Die letzte Bastion der Hutkunst in Wien
Inmitten des geschäftigen Treibens der Mariahilfer Straße 4, da findet man eine kleine Zeitkapsel, die fast 170 Jahre alt ist. Die Hutmacherwerkstatt, die hier ihren Platz hat, ist eine der letzten ihrer Art in Wien. Gegründet wurde sie 1858 von Michael Szászy und wird heute von Shmuel Shapira geführt. Mit 66 Jahren hat der Hutmacher eine bemerkenswerte Karriere in diesem Handwerk hingelegt, das so viel mehr ist als nur ein Job. Seit 1991 ist er Teil der Werkstatt und hat das Handwerk über fünf Jahre lang erlernt. Es ist eine Kunst, die tief verwurzelt ist in Tradition und Handwerk, und die Namen und Techniken sind seit all den Jahren gleich geblieben.
In dieser Werkstatt wird kein Platz für moderne Maschinen geschaffen. Stattdessen kommen alte, bewährte Maschinen zum Einsatz, die das Handwerk aufrechterhalten.
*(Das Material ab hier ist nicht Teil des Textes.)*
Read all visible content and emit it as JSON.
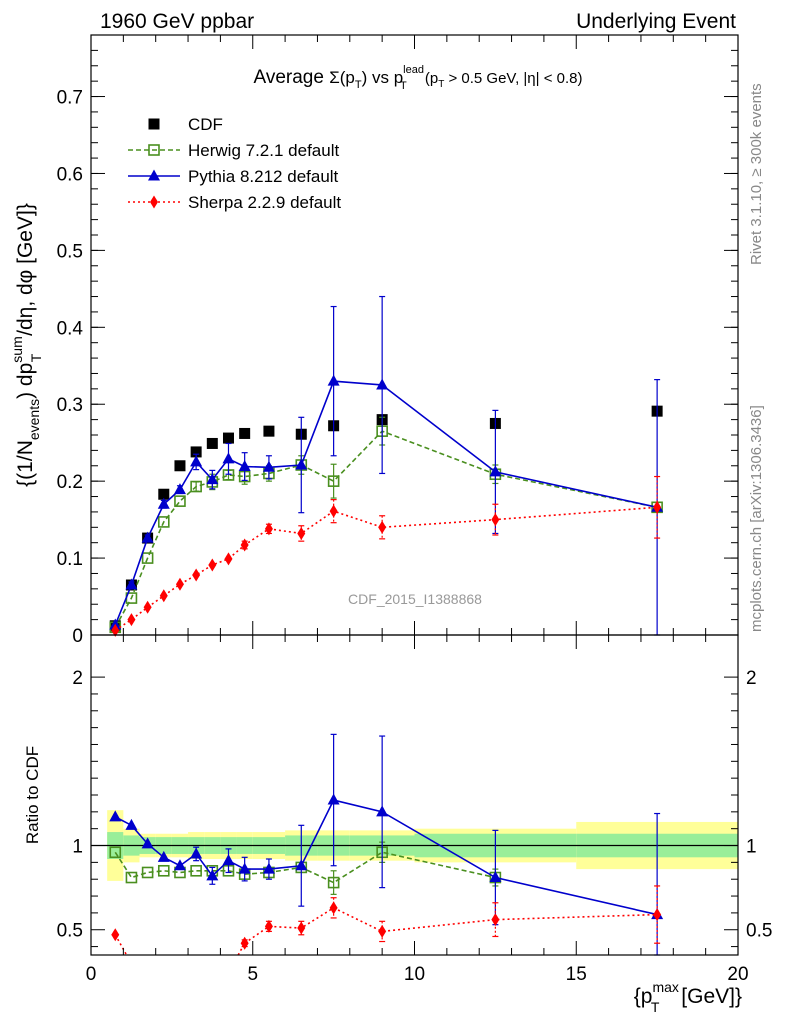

Hier wird jeder Hut mit Hingabe und Liebe zum Detail gefertigt. Der Herstellungsprozess ist eine Kunst für sich – vom Rohling, der unter Dampf geformt wird, bis hin zur Endbearbeitung mit Schellack und der Handnaht des Hutbands. Es wird geschliffen, poliert und verfeinert – alles von Hand, was jedem Hut einen ganz besonderen Charakter verleiht. Die Preise beginnen bei mehreren Hundert Euro für konfektionierte Modelle, während Maßanfertigungen schnell bei rund 3.000 Euro anfangen. Ein Preis, der die Exklusivität und individuelle Beratung widerspiegelt, die mindestens eine Stunde in Anspruch nimmt.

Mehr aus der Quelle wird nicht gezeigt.